The floor at 0.1 means no memory fully disappears through decay alone. It takes active eviction to remove it.

The Retention Score

Not all memories are created equal. A retention score determines each memory's fate:

THE FORMULA

score = salience * exp(-lambda * days)
      + sigma * reinforcementBoost

// Salience weights by memory type:
architecture = 0.9  // structural decisions
bug          = 0.7  // bugs and fixes
pattern      = 0.8  // recurring patterns
preference   = 0.85 // user preferences

// Tier classification:
hot    >= 0.7   // always keep
warm   >= 0.4   // keep but watch
cold   >= 0.15  // candidate for eviction
evict  < 0.15   // remove on next sweep
            
PLAIN ENGLISH

The score has two parts: how important the memory inherently is (salience), and how recently it was accessed (reinforcement).

Architecture decisions start with a high base score (0.9) because they are fundamental. Bugs start lower (0.7) because they get fixed.

Each time a memory is accessed, it gets a reinforcement boost. Frequently accessed memories stay “hot” even as they age.
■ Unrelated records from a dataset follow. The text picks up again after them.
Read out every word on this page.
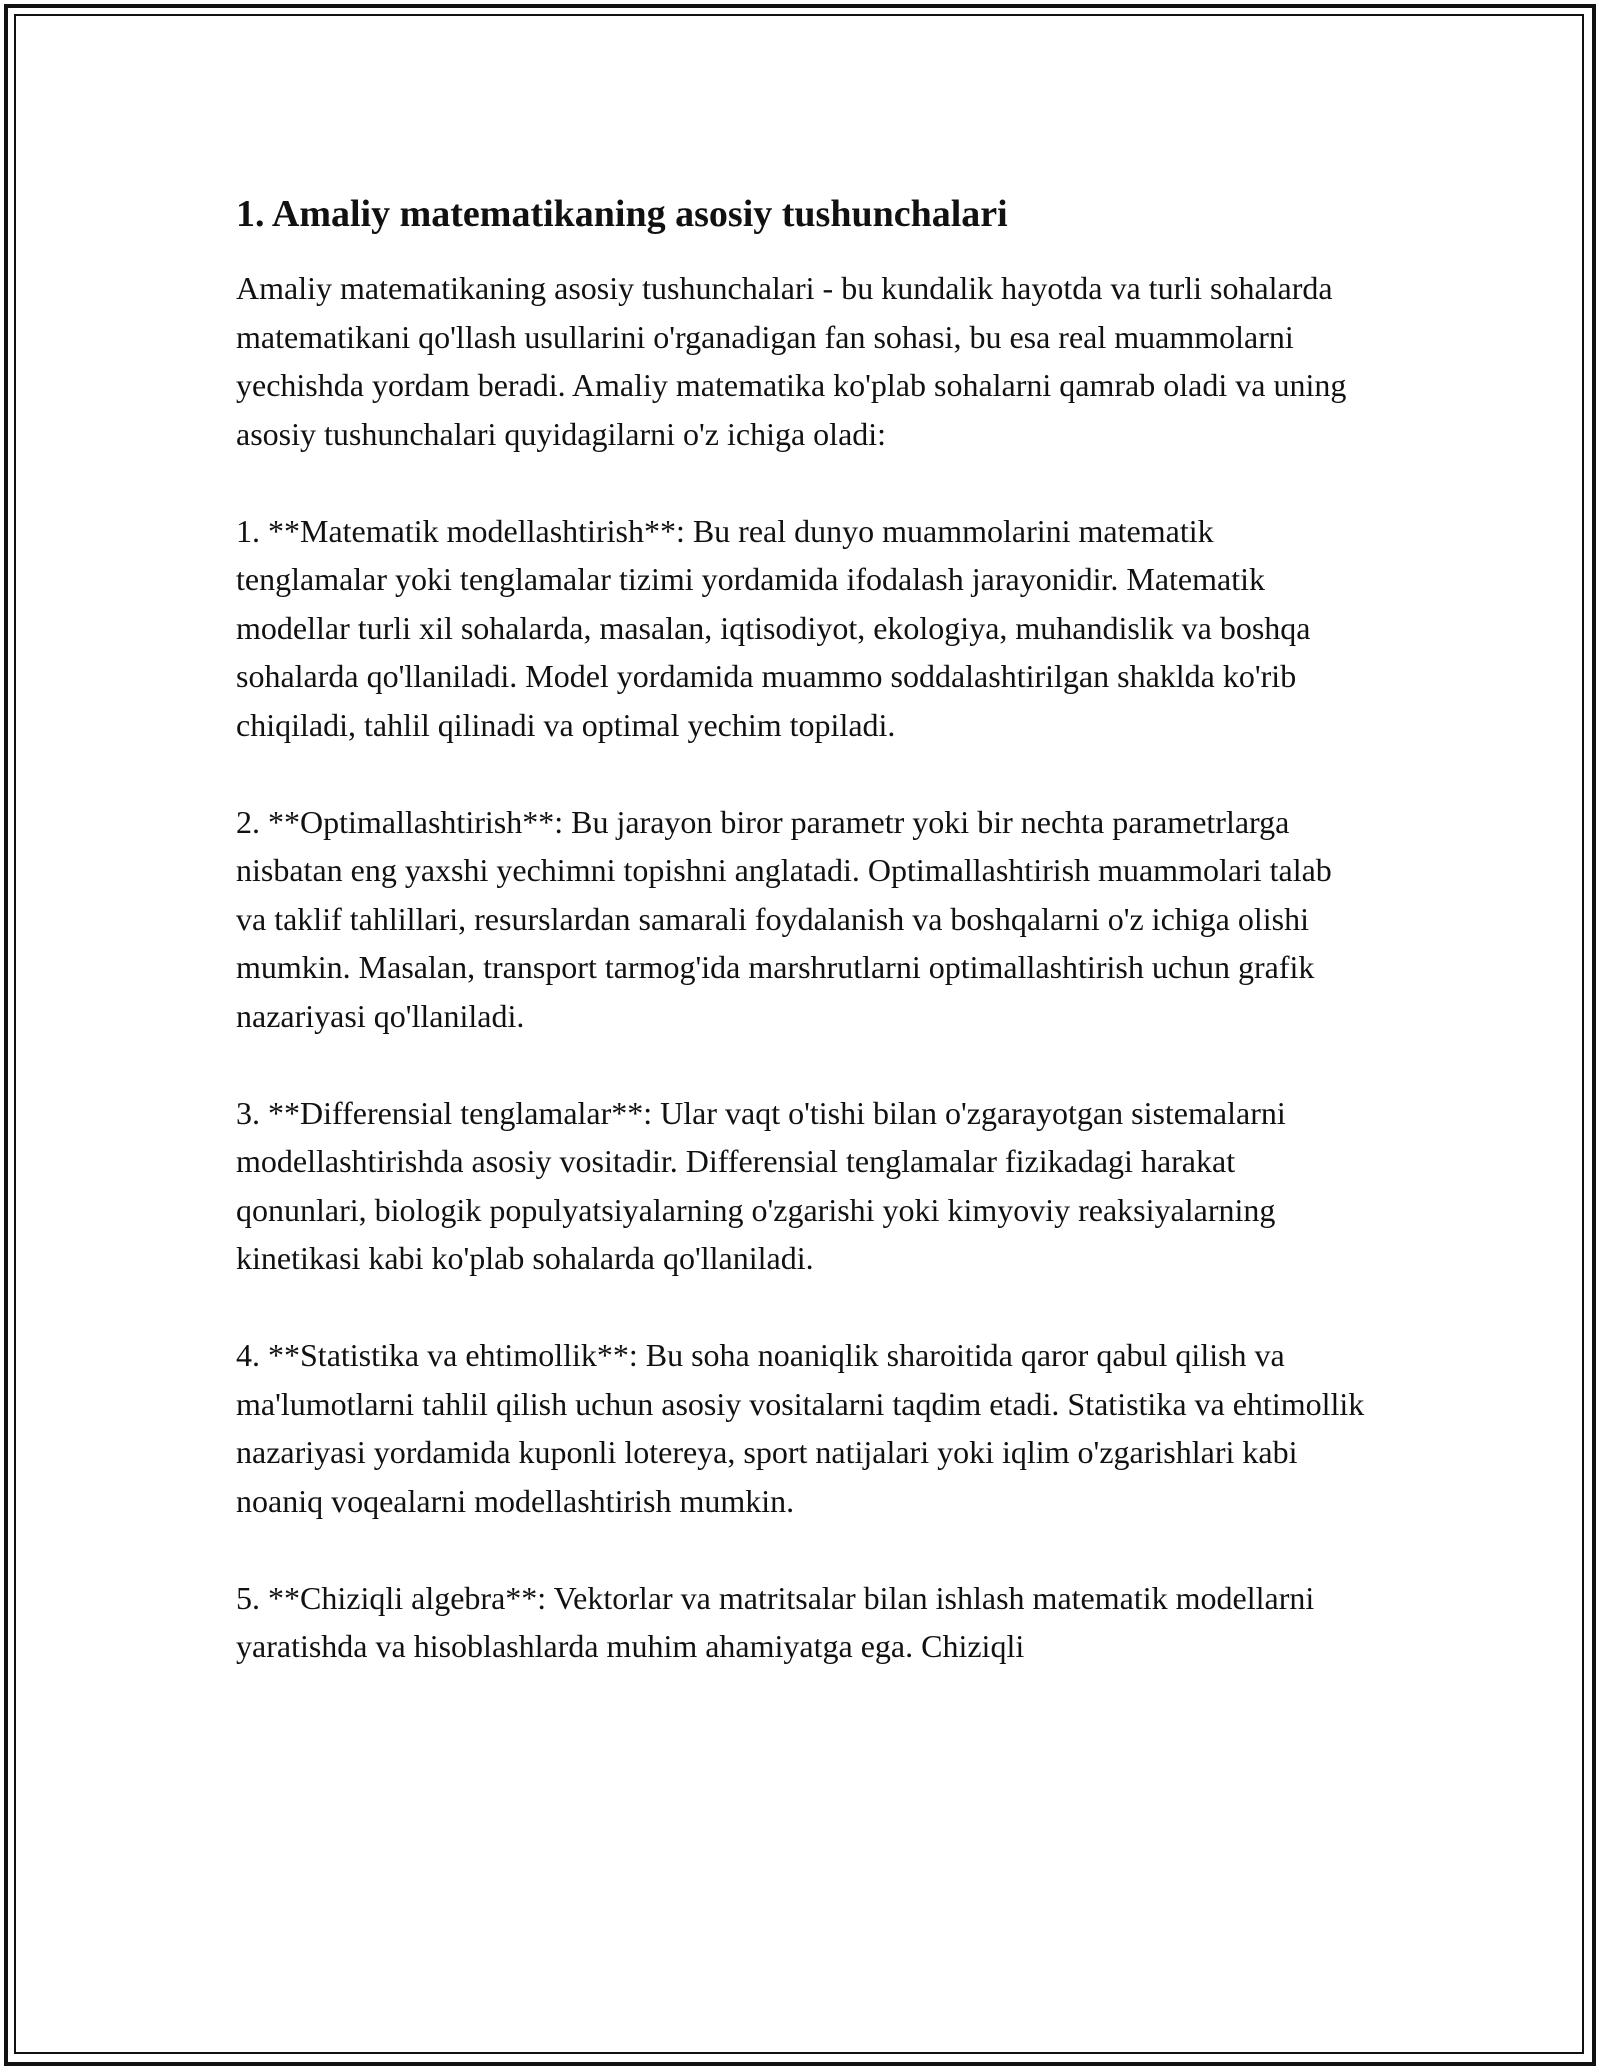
1. Amaliy matematikaning asosiy tushunchalari

Amaliy matematikaning asosiy tushunchalari - bu kundalik hayotda va turli sohalarda matematikani qo'llash usullarini o'rganadigan fan sohasi, bu esa real muammolarni yechishda yordam beradi. Amaliy matematika ko'plab sohalarni qamrab oladi va uning asosiy tushunchalari quyidagilarni o'z ichiga oladi:

1. **Matematik modellashtirish**: Bu real dunyo muammolarini matematik tenglamalar yoki tenglamalar tizimi yordamida ifodalash jarayonidir. Matematik modellar turli xil sohalarda, masalan, iqtisodiyot, ekologiya, muhandislik va boshqa sohalarda qo'llaniladi. Model yordamida muammo soddalashtirilgan shaklda ko'rib chiqiladi, tahlil qilinadi va optimal yechim topiladi.

2. **Optimallashtirish**: Bu jarayon biror parametr yoki bir nechta parametrlarga nisbatan eng yaxshi yechimni topishni anglatadi. Optimallashtirish muammolari talab va taklif tahlillari, resurslardan samarali foydalanish va boshqalarni o'z ichiga olishi mumkin. Masalan, transport tarmog'ida marshrutlarni optimallashtirish uchun grafik nazariyasi qo'llaniladi.

3. **Differensial tenglamalar**: Ular vaqt o'tishi bilan o'zgarayotgan sistemalarni modellashtirishda asosiy vositadir. Differensial tenglamalar fizikadagi harakat qonunlari, biologik populyatsiyalarning o'zgarishi yoki kimyoviy reaksiyalarning kinetikasi kabi ko'plab sohalarda qo'llaniladi.

4. **Statistika va ehtimollik**: Bu soha noaniqlik sharoitida qaror qabul qilish va ma'lumotlarni tahlil qilish uchun asosiy vositalarni taqdim etadi. Statistika va ehtimollik nazariyasi yordamida kuponli lotereya, sport natijalari yoki iqlim o'zgarishlari kabi noaniq voqealarni modellashtirish mumkin.

5. **Chiziqli algebra**: Vektorlar va matritsalar bilan ishlash matematik modellarni yaratishda va hisoblashlarda muhim ahamiyatga ega. Chiziqli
The four tiers determine what to keep and what to evict. “Hot” memories always survive. “Evict” memories get cleaned up.

Three Ways to Forget

Auto-forget runs every 60 minutes with three strategies:

TTL Expiry

Memories with a forgetAfter date past the current time are deleted. Like a self-destruct timer — useful for temporary observations that should not persist.

⚔️
Contradiction Detection

When two memories share concepts and have a Jaccard similarity above 0.9, the older one gets marked isLatest=false. The newer version wins. Like Wikipedia — the article gets updated, not duplicated.

🗑️
Low-Value Pruning

Observations older than 180 days with importance <= 2 are deleted. These are the “I searched for a file” type observations that have no lasting value.

📌
Forgetting Is a Feature

Without forgetting, your memory store grows unbounded and search quality degrades — more results means more noise. Smart forgetting keeps the signal-to-noise ratio high. The system actively maintains the quality of your memory, not just its quantity.

The Complete Lifecycle

Putting it all together — from capture to eventual forgetting:

1

Capture
PostToolUse hook

2

Working
Raw observation stored

3

Episodic
Session summarized

4

Semantic
Facts extracted

5

Procedural
Patterns synthesized

6

Reinforce
Access = strength up

7

Decay
No access = fade

8

Evict
Score < 0.15 = remove

Final Check

Scenario

Your agent remembers that “user prefers jose over jsonwebtoken for JWT.” Six months pass and the memory is never accessed. What happens?

🎓
What You Now Know

You understand how agentmemory captures, compresses, indexes, searches, consolidates, and forgets. These patterns — privacy filtering, content-addressable dedup, zero-LLM compression, hybrid search with RRF fusion, tiered consolidation, and importance-based eviction — appear in production systems everywhere. Knowing them helps you debug, configure, and extend agentmemory. More importantly, you can now recognize these patterns in other tools and ask for them by name.